A weeklong plebiscite was conducted in Russia to approve constitutional amendments, which among various changes included provision for extension of Presidential term. However the plebiscite that concluded was tarnished by widespread reports of pressure on voters and other irregularities.
- The changes included a reorganisation of the government, introducing a higher minimum pension and wages, a ban on gay marriage, restricting top officials from holding dual citizenship, enshrining “faith in God” as a core value and emphasising the primacy of the Constitution over international treaties and rulings.
- The Russian Constitution bars more than two consecutive presidential terms. Putin is now into the second term of his second stint as President, which will expire in 2024.
- The new Constitution doesn’t change the two-term limit in theory, but in practice, it resets the clock on Mr. Putin’s terms so that in the first election under the new Constitution, to be held in 2024, Mr.

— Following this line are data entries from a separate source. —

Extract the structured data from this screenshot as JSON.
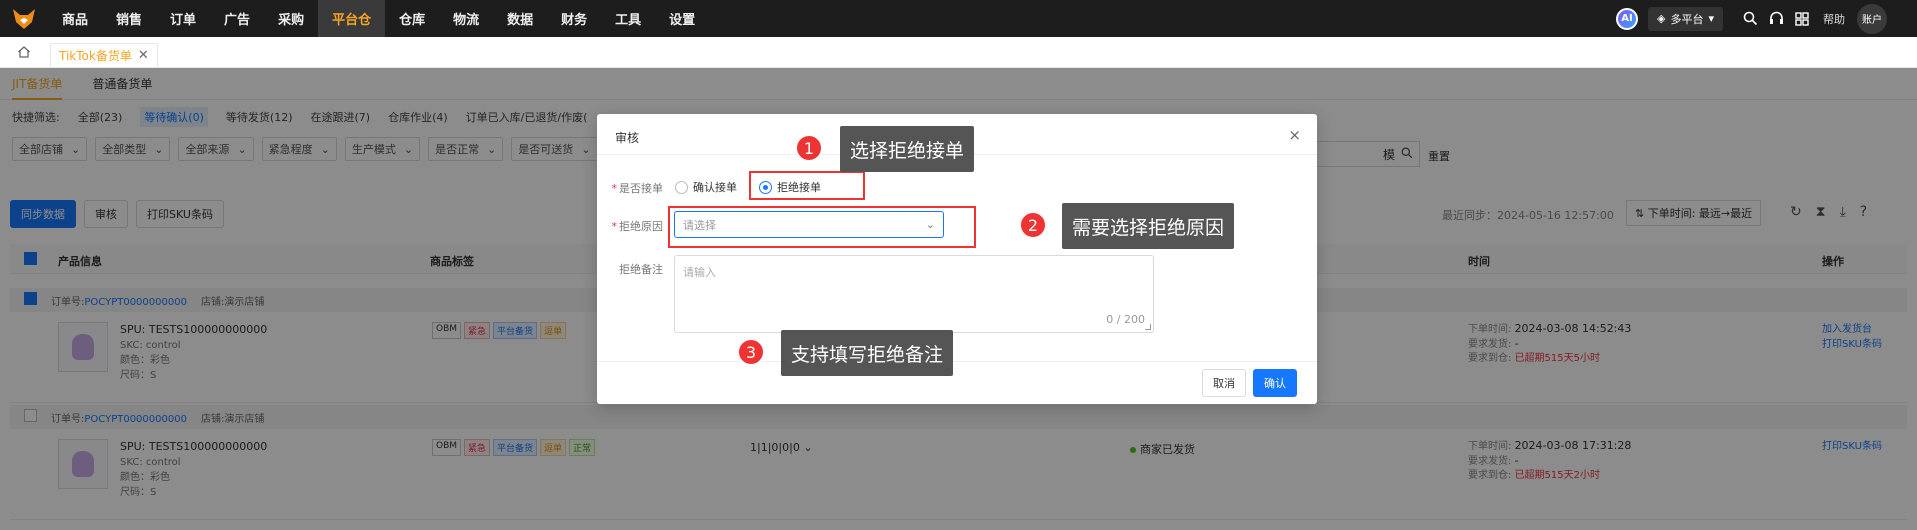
{
  "topnav": {
    "items": [
      "商品",
      "销售",
      "订单",
      "广告",
      "采购",
      "平台仓",
      "仓库",
      "物流",
      "数据",
      "财务",
      "工具",
      "设置"
    ],
    "active": "平台仓",
    "ai_label": "AI",
    "platform_label": "多平台",
    "help_label": "帮助",
    "account_label": "账户"
  },
  "tabbar": {
    "tab_label": "TikTok备货单",
    "close_glyph": "✕"
  },
  "subtabs": [
    "JIT备货单",
    "普通备货单"
  ],
  "quick_filter": {
    "label": "快捷筛选:",
    "items": [
      "全部(23)",
      "等待确认(0)",
      "等待发货(12)",
      "在途跟进(7)",
      "仓库作业(4)",
      "订单已入库/已退货/作废("
    ]
  },
  "filters": [
    "全部店铺",
    "全部类型",
    "全部来源",
    "紧急程度",
    "生产模式",
    "是否正常",
    "是否可送货"
  ],
  "search": {
    "mode_label": "模",
    "reset_label": "重置"
  },
  "toolbar": {
    "sync_label": "同步数据",
    "review_label": "审核",
    "print_label": "打印SKU条码",
    "sync_info": "最近同步：2024-05-16 12:57:00",
    "order_label": "下单时间: 最远→最近"
  },
  "table": {
    "headers": [
      "产品信息",
      "商品标签",
      "时间",
      "操作"
    ]
  },
  "orders": [
    {
      "order_no_label": "订单号:",
      "order_no": "POCYPT0000000000",
      "store_label": "店铺:",
      "store": "演示店铺",
      "spu": "SPU: TESTS100000000000",
      "skc": "SKC: control",
      "color": "颜色：彩色",
      "size": "尺码：S",
      "tags": [
        "OBM",
        "紧急",
        "平台备货",
        "逗单"
      ],
      "qty": "",
      "status": "",
      "order_time": "2024-03-08 14:52:43",
      "order_time_label": "下单时间:",
      "ship_req_label": "要求发货:",
      "ship_req": "-",
      "arrive_req_label": "要求到仓:",
      "arrive_req": "已超期515天5小时",
      "ops": [
        "加入发货台",
        "打印SKU条码"
      ]
    },
    {
      "order_no_label": "订单号:",
      "order_no": "POCYPT0000000000",
      "store_label": "店铺:",
      "store": "演示店铺",
      "spu": "SPU: TESTS100000000000",
      "skc": "SKC: control",
      "color": "颜色：彩色",
      "size": "尺码：S",
      "tags": [
        "OBM",
        "紧急",
        "平台备货",
        "逗单",
        "正常"
      ],
      "qty": "1|1|0|0|0",
      "status": "商家已发货",
      "order_time": "2024-03-08 17:31:28",
      "order_time_label": "下单时间:",
      "ship_req_label": "要求发货:",
      "ship_req": "-",
      "arrive_req_label": "要求到仓:",
      "arrive_req": "已超期515天2小时",
      "ops": [
        "打印SKU条码"
      ]
    }
  ],
  "modal": {
    "title": "审核",
    "close_glyph": "×",
    "accept_field_label": "是否接单",
    "accept_option": "确认接单",
    "reject_option": "拒绝接单",
    "selected": "拒绝接单",
    "reason_label": "拒绝原因",
    "reason_placeholder": "请选择",
    "remark_label": "拒绝备注",
    "remark_placeholder": "请输入",
    "remark_counter": "0 / 200",
    "cancel_label": "取消",
    "confirm_label": "确认"
  },
  "annotations": [
    {
      "num": "1",
      "text": "选择拒绝接单"
    },
    {
      "num": "2",
      "text": "需要选择拒绝原因"
    },
    {
      "num": "3",
      "text": "支持填写拒绝备注"
    }
  ],
  "colors": {
    "accent": "#f5a623",
    "primary": "#1677ff",
    "annotation_red": "#e33333",
    "callout_bg": "#555555"
  }
}
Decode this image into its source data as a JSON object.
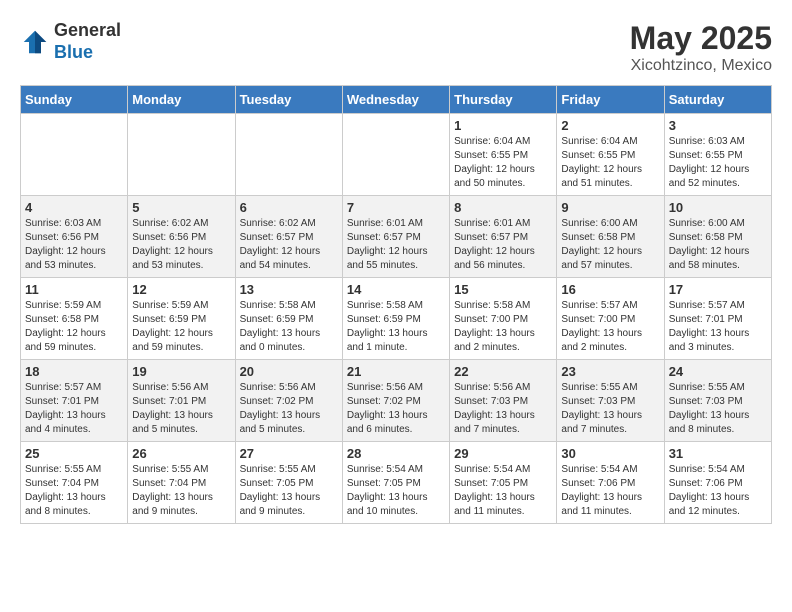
{
  "header": {
    "logo_general": "General",
    "logo_blue": "Blue",
    "month_year": "May 2025",
    "location": "Xicohtzinco, Mexico"
  },
  "days_of_week": [
    "Sunday",
    "Monday",
    "Tuesday",
    "Wednesday",
    "Thursday",
    "Friday",
    "Saturday"
  ],
  "weeks": [
    [
      {
        "day": "",
        "info": ""
      },
      {
        "day": "",
        "info": ""
      },
      {
        "day": "",
        "info": ""
      },
      {
        "day": "",
        "info": ""
      },
      {
        "day": "1",
        "info": "Sunrise: 6:04 AM\nSunset: 6:55 PM\nDaylight: 12 hours and 50 minutes."
      },
      {
        "day": "2",
        "info": "Sunrise: 6:04 AM\nSunset: 6:55 PM\nDaylight: 12 hours and 51 minutes."
      },
      {
        "day": "3",
        "info": "Sunrise: 6:03 AM\nSunset: 6:55 PM\nDaylight: 12 hours and 52 minutes."
      }
    ],
    [
      {
        "day": "4",
        "info": "Sunrise: 6:03 AM\nSunset: 6:56 PM\nDaylight: 12 hours and 53 minutes."
      },
      {
        "day": "5",
        "info": "Sunrise: 6:02 AM\nSunset: 6:56 PM\nDaylight: 12 hours and 53 minutes."
      },
      {
        "day": "6",
        "info": "Sunrise: 6:02 AM\nSunset: 6:57 PM\nDaylight: 12 hours and 54 minutes."
      },
      {
        "day": "7",
        "info": "Sunrise: 6:01 AM\nSunset: 6:57 PM\nDaylight: 12 hours and 55 minutes."
      },
      {
        "day": "8",
        "info": "Sunrise: 6:01 AM\nSunset: 6:57 PM\nDaylight: 12 hours and 56 minutes."
      },
      {
        "day": "9",
        "info": "Sunrise: 6:00 AM\nSunset: 6:58 PM\nDaylight: 12 hours and 57 minutes."
      },
      {
        "day": "10",
        "info": "Sunrise: 6:00 AM\nSunset: 6:58 PM\nDaylight: 12 hours and 58 minutes."
      }
    ],
    [
      {
        "day": "11",
        "info": "Sunrise: 5:59 AM\nSunset: 6:58 PM\nDaylight: 12 hours and 59 minutes."
      },
      {
        "day": "12",
        "info": "Sunrise: 5:59 AM\nSunset: 6:59 PM\nDaylight: 12 hours and 59 minutes."
      },
      {
        "day": "13",
        "info": "Sunrise: 5:58 AM\nSunset: 6:59 PM\nDaylight: 13 hours and 0 minutes."
      },
      {
        "day": "14",
        "info": "Sunrise: 5:58 AM\nSunset: 6:59 PM\nDaylight: 13 hours and 1 minute."
      },
      {
        "day": "15",
        "info": "Sunrise: 5:58 AM\nSunset: 7:00 PM\nDaylight: 13 hours and 2 minutes."
      },
      {
        "day": "16",
        "info": "Sunrise: 5:57 AM\nSunset: 7:00 PM\nDaylight: 13 hours and 2 minutes."
      },
      {
        "day": "17",
        "info": "Sunrise: 5:57 AM\nSunset: 7:01 PM\nDaylight: 13 hours and 3 minutes."
      }
    ],
    [
      {
        "day": "18",
        "info": "Sunrise: 5:57 AM\nSunset: 7:01 PM\nDaylight: 13 hours and 4 minutes."
      },
      {
        "day": "19",
        "info": "Sunrise: 5:56 AM\nSunset: 7:01 PM\nDaylight: 13 hours and 5 minutes."
      },
      {
        "day": "20",
        "info": "Sunrise: 5:56 AM\nSunset: 7:02 PM\nDaylight: 13 hours and 5 minutes."
      },
      {
        "day": "21",
        "info": "Sunrise: 5:56 AM\nSunset: 7:02 PM\nDaylight: 13 hours and 6 minutes."
      },
      {
        "day": "22",
        "info": "Sunrise: 5:56 AM\nSunset: 7:03 PM\nDaylight: 13 hours and 7 minutes."
      },
      {
        "day": "23",
        "info": "Sunrise: 5:55 AM\nSunset: 7:03 PM\nDaylight: 13 hours and 7 minutes."
      },
      {
        "day": "24",
        "info": "Sunrise: 5:55 AM\nSunset: 7:03 PM\nDaylight: 13 hours and 8 minutes."
      }
    ],
    [
      {
        "day": "25",
        "info": "Sunrise: 5:55 AM\nSunset: 7:04 PM\nDaylight: 13 hours and 8 minutes."
      },
      {
        "day": "26",
        "info": "Sunrise: 5:55 AM\nSunset: 7:04 PM\nDaylight: 13 hours and 9 minutes."
      },
      {
        "day": "27",
        "info": "Sunrise: 5:55 AM\nSunset: 7:05 PM\nDaylight: 13 hours and 9 minutes."
      },
      {
        "day": "28",
        "info": "Sunrise: 5:54 AM\nSunset: 7:05 PM\nDaylight: 13 hours and 10 minutes."
      },
      {
        "day": "29",
        "info": "Sunrise: 5:54 AM\nSunset: 7:05 PM\nDaylight: 13 hours and 11 minutes."
      },
      {
        "day": "30",
        "info": "Sunrise: 5:54 AM\nSunset: 7:06 PM\nDaylight: 13 hours and 11 minutes."
      },
      {
        "day": "31",
        "info": "Sunrise: 5:54 AM\nSunset: 7:06 PM\nDaylight: 13 hours and 12 minutes."
      }
    ]
  ]
}
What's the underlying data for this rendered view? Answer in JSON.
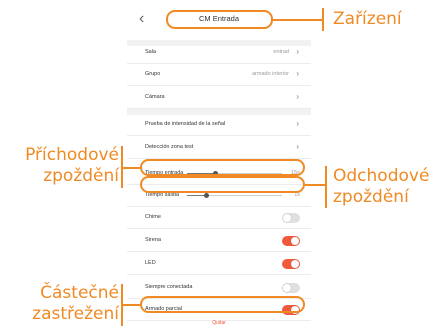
{
  "header": {
    "back_icon": "chevron-left-icon",
    "title": "CM Entrada"
  },
  "settings": {
    "sala": {
      "label": "Sala",
      "value": "entrad"
    },
    "grupo": {
      "label": "Grupo",
      "value": "armado interior"
    },
    "camara": {
      "label": "Cámara"
    },
    "prueba": {
      "label": "Prueba de intensidad de la señal"
    },
    "deteccion": {
      "label": "Detección zona test"
    },
    "tiempo_entrada": {
      "label": "Tiempo entrada",
      "value": "15s",
      "level": 0.3
    },
    "tiempo_salida": {
      "label": "Tiempo salida",
      "value": "1s",
      "level": 0.2
    },
    "chime": {
      "label": "Chime",
      "on": false
    },
    "sirena": {
      "label": "Sirena",
      "on": true
    },
    "led": {
      "label": "LED",
      "on": true
    },
    "siempre": {
      "label": "Siempre conectada",
      "on": false
    },
    "armado": {
      "label": "Armado parcial",
      "on": true
    }
  },
  "footer": {
    "quit_label": "Quitar"
  },
  "annotations": {
    "zarizeni": "Zařízení",
    "prichodove": "Příchodové\nzpoždění",
    "odchodove": "Odchodové\nzpoždění",
    "castecne": "Částečné\nzastřežení"
  },
  "colors": {
    "accent": "#f05a3c",
    "annotation": "#f08a24"
  }
}
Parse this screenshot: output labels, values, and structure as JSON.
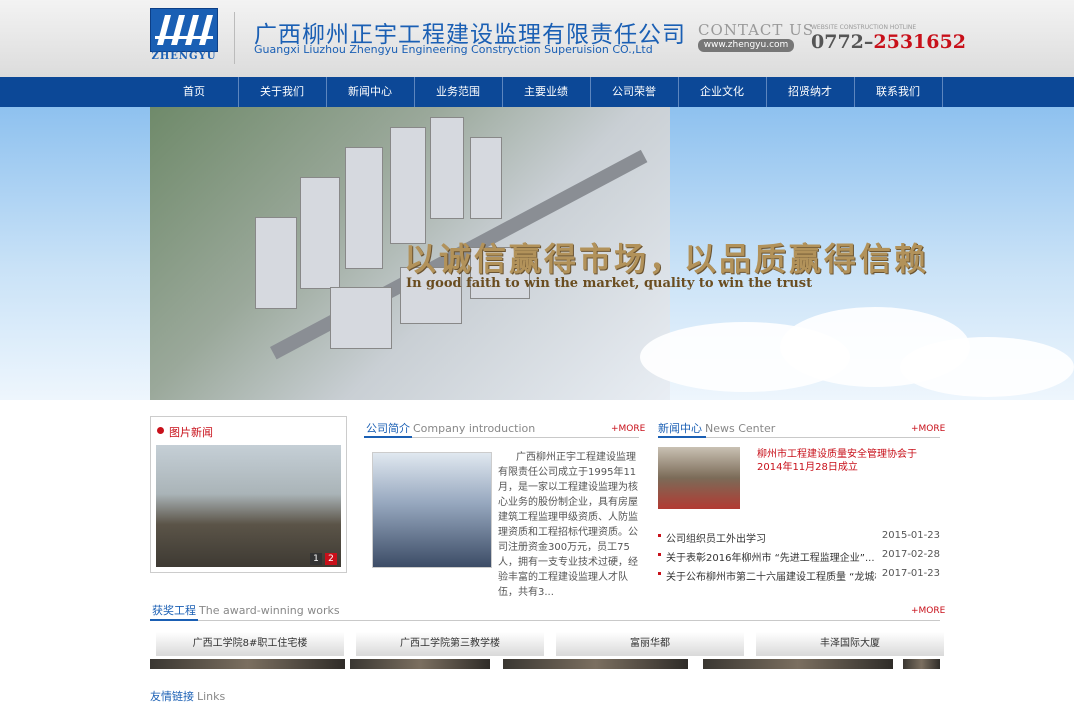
{
  "header": {
    "logo_text": "ZHENGYU",
    "company_cn": "广西柳州正宇工程建设监理有限责任公司",
    "company_en": "Guangxi Liuzhou Zhengyu Engineering Constryction Superuision CO.,Ltd",
    "contact_title": "CONTACT US",
    "website": "www.zhengyu.com",
    "hotline_label": "WEBSITE CONSTRUCTION HOTLINE",
    "hotline_prefix": "0772–",
    "hotline_number": "2531652"
  },
  "nav": [
    "首页",
    "关于我们",
    "新闻中心",
    "业务范围",
    "主要业绩",
    "公司荣誉",
    "企业文化",
    "招贤纳才",
    "联系我们"
  ],
  "banner": {
    "slogan_cn": "以诚信赢得市场，以品质赢得信赖",
    "slogan_en": "In good faith to win the market, quality to win the trust"
  },
  "photo_news": {
    "title": "图片新闻",
    "pages": [
      "1",
      "2"
    ]
  },
  "intro": {
    "title_cn": "公司简介",
    "title_en": "Company introduction",
    "more": "+MORE",
    "text": "广西柳州正宇工程建设监理有限责任公司成立于1995年11月，是一家以工程建设监理为核心业务的股份制企业，具有房屋建筑工程监理甲级资质、人防监理资质和工程招标代理资质。公司注册资金300万元，员工75人，拥有一支专业技术过硬，经验丰富的工程建设监理人才队伍，共有3..."
  },
  "news": {
    "title_cn": "新闻中心",
    "title_en": "News Center",
    "more": "+MORE",
    "headline": "柳州市工程建设质量安全管理协会于2014年11月28日成立",
    "items": [
      {
        "title": "公司组织员工外出学习",
        "date": "2015-01-23"
      },
      {
        "title": "关于表彰2016年柳州市 “先进工程监理企业”...",
        "date": "2017-02-28"
      },
      {
        "title": "关于公布柳州市第二十六届建设工程质量 “龙城杯...",
        "date": "2017-01-23"
      }
    ]
  },
  "awards": {
    "title_cn": "获奖工程",
    "title_en": "The award-winning works",
    "more": "+MORE",
    "items": [
      "广西工学院8#职工住宅楼",
      "广西工学院第三教学楼",
      "富丽华都",
      "丰泽国际大厦"
    ]
  },
  "links": {
    "title_cn": "友情链接",
    "title_en": "Links"
  },
  "colors": {
    "brand_blue": "#0c4897",
    "accent_red": "#c8101a"
  }
}
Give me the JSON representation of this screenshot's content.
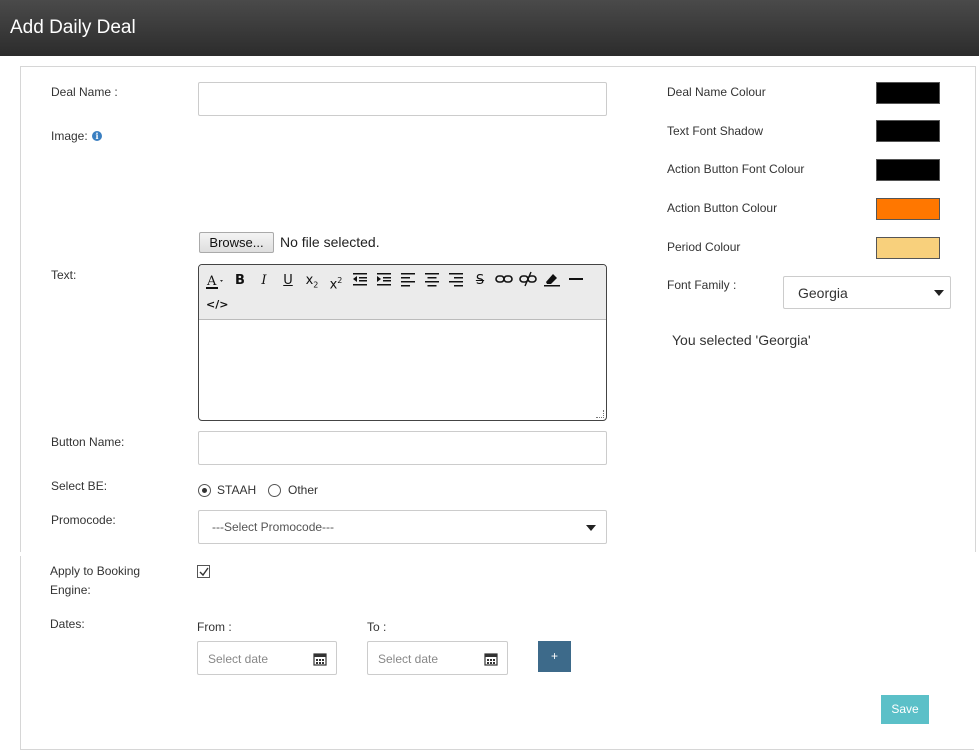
{
  "header": {
    "title": "Add Daily Deal"
  },
  "form": {
    "deal_name_label": "Deal Name :",
    "deal_name_value": "",
    "image_label": "Image:",
    "browse_label": "Browse...",
    "file_status": "No file selected.",
    "text_label": "Text:",
    "button_name_label": "Button Name:",
    "button_name_value": "",
    "select_be_label": "Select BE:",
    "be_options": [
      {
        "label": "STAAH",
        "checked": true
      },
      {
        "label": "Other",
        "checked": false
      }
    ],
    "promocode_label": "Promocode:",
    "promocode_selected": "---Select Promocode---",
    "apply_label_line1": "Apply to Booking",
    "apply_label_line2": "Engine:",
    "apply_checked": true,
    "dates_label": "Dates:",
    "from_label": "From :",
    "to_label": "To :",
    "from_placeholder": "Select  date",
    "to_placeholder": "Select  date",
    "add_date_label": "+",
    "save_label": "Save"
  },
  "editor": {
    "toolbar": [
      "font-color-icon",
      "bold-icon",
      "italic-icon",
      "underline-icon",
      "subscript-icon",
      "superscript-icon",
      "outdent-icon",
      "indent-icon",
      "align-left-icon",
      "align-center-icon",
      "align-right-icon",
      "strikethrough-icon",
      "link-icon",
      "unlink-icon",
      "eraser-icon",
      "horizontal-rule-icon",
      "code-view-icon"
    ],
    "content": ""
  },
  "style_settings": {
    "deal_name_colour_label": "Deal Name Colour",
    "deal_name_colour": "#000000",
    "text_font_shadow_label": "Text Font Shadow",
    "text_font_shadow": "#000000",
    "action_button_font_colour_label": "Action Button Font Colour",
    "action_button_font_colour": "#000000",
    "action_button_colour_label": "Action Button Colour",
    "action_button_colour": "#ff7700",
    "period_colour_label": "Period Colour",
    "period_colour": "#f8d07c",
    "font_family_label": "Font Family :",
    "font_family_selected": "Georgia",
    "selected_message": "You selected 'Georgia'"
  },
  "colors": {
    "header_bg": "#333333",
    "save_button": "#5bc0c8",
    "add_button": "#3d6a8a"
  }
}
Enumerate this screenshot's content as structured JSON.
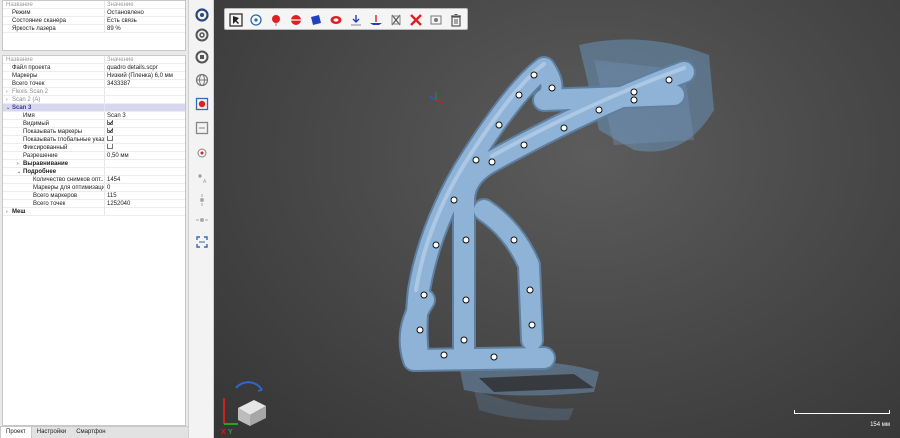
{
  "top_panel": {
    "header": [
      "Название",
      "Значение"
    ],
    "rows": [
      {
        "name": "Режим",
        "value": "Остановлено"
      },
      {
        "name": "Состояние сканера",
        "value": "Есть связь"
      },
      {
        "name": "Яркость лазера",
        "value": "89 %"
      }
    ]
  },
  "bottom_panel": {
    "header": [
      "Название",
      "Значение"
    ],
    "file": {
      "name": "Файл проекта",
      "value": "quadro details.scpr"
    },
    "markers": {
      "name": "Маркеры",
      "value": "Низкий (Пленка)  6,0 мм"
    },
    "total_points": {
      "name": "Всего точек",
      "value": "3433387"
    },
    "scan_a": "Flexis Scan 2",
    "scan_b": "Scan 2 (A)",
    "scan_sel": "Scan 3",
    "props": {
      "name_label": "Имя",
      "name_value": "Scan 3",
      "visible": "Видимый",
      "show_markers": "Показывать маркеры",
      "show_global": "Показывать глобальные указ...",
      "fixed": "Фиксированный",
      "resolution_label": "Разрешение",
      "resolution_value": "0,50 мм"
    },
    "align": "Выравнивание",
    "details": "Подробнее",
    "detail_rows": [
      {
        "name": "Количество снимков опт...",
        "value": "1454"
      },
      {
        "name": "Маркеры для оптимизации",
        "value": "0"
      },
      {
        "name": "Всего маркеров",
        "value": "115"
      },
      {
        "name": "Всего точек",
        "value": "1252040"
      }
    ],
    "mesh": "Меш"
  },
  "tabs": [
    "Проект",
    "Настройки",
    "Смартфон"
  ],
  "scale_label": "154 мм",
  "axis_labels": {
    "x": "X",
    "y": "Y"
  },
  "colors": {
    "tube": "#8fb3d6",
    "marker": "#ffffff",
    "cloud": "#6e9ac7",
    "accent": "#3a3aa0"
  }
}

Putin can start afresh.
- The proposed changes had already been approved by Parliament and the Supreme Court. But the Kremlin chose to put it on vote for legitimacy and popular approval.
- Putin has been in power for more than two decades longer than any other Kremlin leader since Soviet dictator Josef Stalin.
- Many criticized the Kremlin for lumping more than 200 proposed amendments together in one package without giving voters a chance to differentiate among them.
Political System in Russia
State power is exercised by the following bodies: the President, the Federal Assembly (the State Duma and the Federation Council), the Government and the courts. State power in the regions of the Russian Federation is exercised by regional state authorities. The President of the Russian Federation is the Head of State.
Executive power is exercised by the Government of the Russian Federation. The Chairman (Prime Minister) is appointed by the President with the consent of the State Duma. The Government consists of the Chairman of the Government of the Russian Federation, deputy chairmen and federal ministers.
Observers describe the current state of the Russian political system as “managed democracy” or “sovereign democracy” or simply as “Putinism”. The three political parties not in government are called the “systemic opposition“. The dominant political clan in Russia is often referred to as the siloviki, veterans of the security and military establishment led by Putin himself.